In the Red Movement, we have a government that enjoys portraying other political organisations and people as demons in the media but they are super sensitive to even the slightest criticism of their record in office. Come on guys, this is the name of the game.
DEVEAUX - The Ministry of Information and Communication wishes it to be known to all foreign media practitioners, individuals or institutions inviting foreign media practitioners into Sierra Leone that accreditation must be obtained from the Ministry of Information and Communication.
POLITICO - We can't understand why the Ministry of Information is still trying to carry that Soviet style of regulating media output in an elaborate effort at image-making and propaganda. The job of accrediting journalists, like registering all media houses in Sierra Leone, is the job of the Independent Media Commission. Why is the real hectic job - registering and monitoring local media or accrediting these parachute journalists who come during a crisis?
We know how much money is paid to the ministry each time these guys land in Freetown. Let the ministry check their records because they cannot be suggesting in a press release that journalists are clandestinely coming into Freetown to do bad journalism when, in fact the same journalists pay accreditation money to the ministry. Check the records brother Deveaux. Check it now.
DEVEAUX - The Ministry of Information and Communication craves the indulgence of the general public, especially Sierra Leone Police, Immigration Department and Information officials of the ministry to be vigilant in the regard.
POLITICO - This paragraph sounds like this country is becoming some kind of West African North Korea. We are a democracy. It may be flawed in many respects, but let's continue to call ourselves a democracy. Just yesterday Deveaux was holding a pen in hand. Here we are today, reading a press release like this signed by him. The more things change, the more they remain the same.
DEVEAUX - Meanwhile, the Ministry of Information and Communication calls on all foreign media practitioners currently in the country to report to the Deputy Minister of Information and Communication within forty-eight hours on hearing this announcement.
POLITICO - Have they reported yet sir?
SHOULD ‘OKADAS’ COME BACK? NO. NO. NO.
Freetown looked a lot like Freetown on Monday when all commercial bike riders locally known as ‘Okadas’ stay off the streets. Many commuters were caught off guard but on the whole the situation went well. We believe that the Okada people are making backroom efforts aimed at face-saving so that they can return to work in prohibited areas.
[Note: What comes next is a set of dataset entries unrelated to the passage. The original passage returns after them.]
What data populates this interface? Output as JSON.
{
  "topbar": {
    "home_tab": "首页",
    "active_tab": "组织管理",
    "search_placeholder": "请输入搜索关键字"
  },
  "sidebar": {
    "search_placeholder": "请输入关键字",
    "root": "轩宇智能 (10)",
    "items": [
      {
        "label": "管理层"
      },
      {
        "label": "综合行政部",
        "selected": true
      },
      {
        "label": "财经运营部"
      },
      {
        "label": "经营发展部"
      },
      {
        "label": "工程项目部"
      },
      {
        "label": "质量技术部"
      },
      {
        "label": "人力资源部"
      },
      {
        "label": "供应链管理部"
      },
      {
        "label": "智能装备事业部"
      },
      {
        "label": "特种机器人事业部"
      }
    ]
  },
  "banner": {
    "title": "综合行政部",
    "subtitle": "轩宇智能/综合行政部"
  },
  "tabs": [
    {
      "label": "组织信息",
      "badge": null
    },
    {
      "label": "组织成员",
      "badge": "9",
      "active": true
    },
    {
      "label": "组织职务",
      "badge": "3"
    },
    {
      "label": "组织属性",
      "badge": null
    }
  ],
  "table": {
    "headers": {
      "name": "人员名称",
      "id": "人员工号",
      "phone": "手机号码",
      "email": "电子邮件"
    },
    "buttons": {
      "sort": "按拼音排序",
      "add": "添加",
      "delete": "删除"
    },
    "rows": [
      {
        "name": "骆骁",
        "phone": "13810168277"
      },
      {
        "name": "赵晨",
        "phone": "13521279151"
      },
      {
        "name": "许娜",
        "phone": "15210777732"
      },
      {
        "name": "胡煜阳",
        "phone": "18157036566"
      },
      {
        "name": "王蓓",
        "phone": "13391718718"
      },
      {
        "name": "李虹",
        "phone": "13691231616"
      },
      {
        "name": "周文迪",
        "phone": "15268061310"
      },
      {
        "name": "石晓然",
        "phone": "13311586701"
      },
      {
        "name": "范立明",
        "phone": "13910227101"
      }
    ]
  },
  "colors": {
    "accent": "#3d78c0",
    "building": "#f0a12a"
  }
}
By the way, why didn't we see those 100 buses Logus bought in action this morning as a response from the authorities? Anyway, here's what we think should happen going forward.
1. The authorities must not relent. All Okadas must stay out of prohibited forever. They should not allow Okada boys to engage in any political blackmail. Those of us who support this action have more votes in hand than the Okada boys.
2. All political parties must support this action. It makes no sense for any of them to exploit this serious situation by pretending to be the patron saint of the Okadas. It will backfire.
3. IG Munu please put some lunch money in the hands of your traffic officers. They are definitely losing their booking fees. Some of them are also losing their daily bread because they own the Okadas. So supplementary budget please.
4. Let's also check the crime rate over the next few days to see if Okada-riding has any bearing on criminality in Freetown in particular.
5. We must also check the hospitals to see how things are going there. Particularly the emergency hospital. Okada accidents are too many to report these days.